Trinity to sell outmoded campus in southeast Michigan to fledgling Catholic health organization

June 2024

Trinity Health Michigan has signed an agreement to sell its hospital campus in Howell, Michigan, to a new Catholic health organization. The campus will become outmoded when Trinity Health Michigan opens a replacement hospital in 2026.

Both Trinity Health Michigan and the purchaser, Catholic Healthcare International, are keeping terms of the agreement confidential. Those organizations expect to complete the sale in summer 2026. Plans call for Trinity Health Michigan to transfer the Trinity Health Livingston campus to Catholic Healthcare International but to rent a small space within the hospital, where Trinity Health Michigan will continue to offer some medical services.

Trinity Health is replacing the 42-bed Trinity Health Livingston campus with a hospital about 10 miles away in Brighton, Michigan. Trinity Health already has a medical center at the Brighton campus with 18 short-stay unit beds, eight operating rooms and other facilities. Construction is underway to renovate that medical center and to erect the new hospital, which will have 56 acuity-adaptable beds. Trinity Health is investing $238.2 million in the Brighton campus construction.

According to Catholic Healthcare International's website, its plan for the Howell campus is to build a replica of Padre Pio's Home for the Relief of Suffering in San Giovanni Rotondo, Italy. St. Pio of Pietrelcina opened that hospital in the 1950s.
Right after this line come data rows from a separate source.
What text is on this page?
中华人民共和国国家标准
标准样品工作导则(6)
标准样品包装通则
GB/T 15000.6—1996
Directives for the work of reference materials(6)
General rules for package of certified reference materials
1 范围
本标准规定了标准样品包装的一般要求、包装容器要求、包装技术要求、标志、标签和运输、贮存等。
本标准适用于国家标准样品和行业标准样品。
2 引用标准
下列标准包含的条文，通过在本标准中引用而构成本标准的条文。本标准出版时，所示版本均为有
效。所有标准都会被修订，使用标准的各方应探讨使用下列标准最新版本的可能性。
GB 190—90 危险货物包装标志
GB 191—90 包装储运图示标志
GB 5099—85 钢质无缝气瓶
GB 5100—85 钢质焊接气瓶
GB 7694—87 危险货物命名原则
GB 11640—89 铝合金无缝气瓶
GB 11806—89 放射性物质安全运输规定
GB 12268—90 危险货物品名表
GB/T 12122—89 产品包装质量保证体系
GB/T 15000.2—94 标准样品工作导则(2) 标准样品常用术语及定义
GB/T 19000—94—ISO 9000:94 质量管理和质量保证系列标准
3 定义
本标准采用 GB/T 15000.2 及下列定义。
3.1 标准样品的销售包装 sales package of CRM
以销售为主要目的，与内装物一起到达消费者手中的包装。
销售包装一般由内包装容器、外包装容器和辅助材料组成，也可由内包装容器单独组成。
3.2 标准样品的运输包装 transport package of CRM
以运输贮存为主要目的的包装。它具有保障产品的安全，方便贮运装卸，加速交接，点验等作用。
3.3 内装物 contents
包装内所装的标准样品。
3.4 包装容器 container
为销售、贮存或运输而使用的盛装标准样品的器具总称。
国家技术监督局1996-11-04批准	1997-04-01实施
Catholic Healthcare International also will open a school for osteopathic medicine and the Terri Schiavo Home for the Brain Injured on the Howell campus. Schiavo suffered cardiac arrest in 1990 at age 26 and went into a persistent vegetative state. Court cases led to the removal of her feeding tube, and she died in 2005. Bobby Schindler, who is Schiavo’s brother, is part of the Catholic Healthcare International leadership team.

Catholic Healthcare International was incorporated in 2004 to replicate St. Pio's hospital model around the world. The Howell facility will be the first replication. Cardinal Raymond Burke, who is a past archbishop of St. Louis, and Bishop Earl Boyea of the Diocese of Lansing, Michigan, are episcopal advisers to Catholic Healthcare International.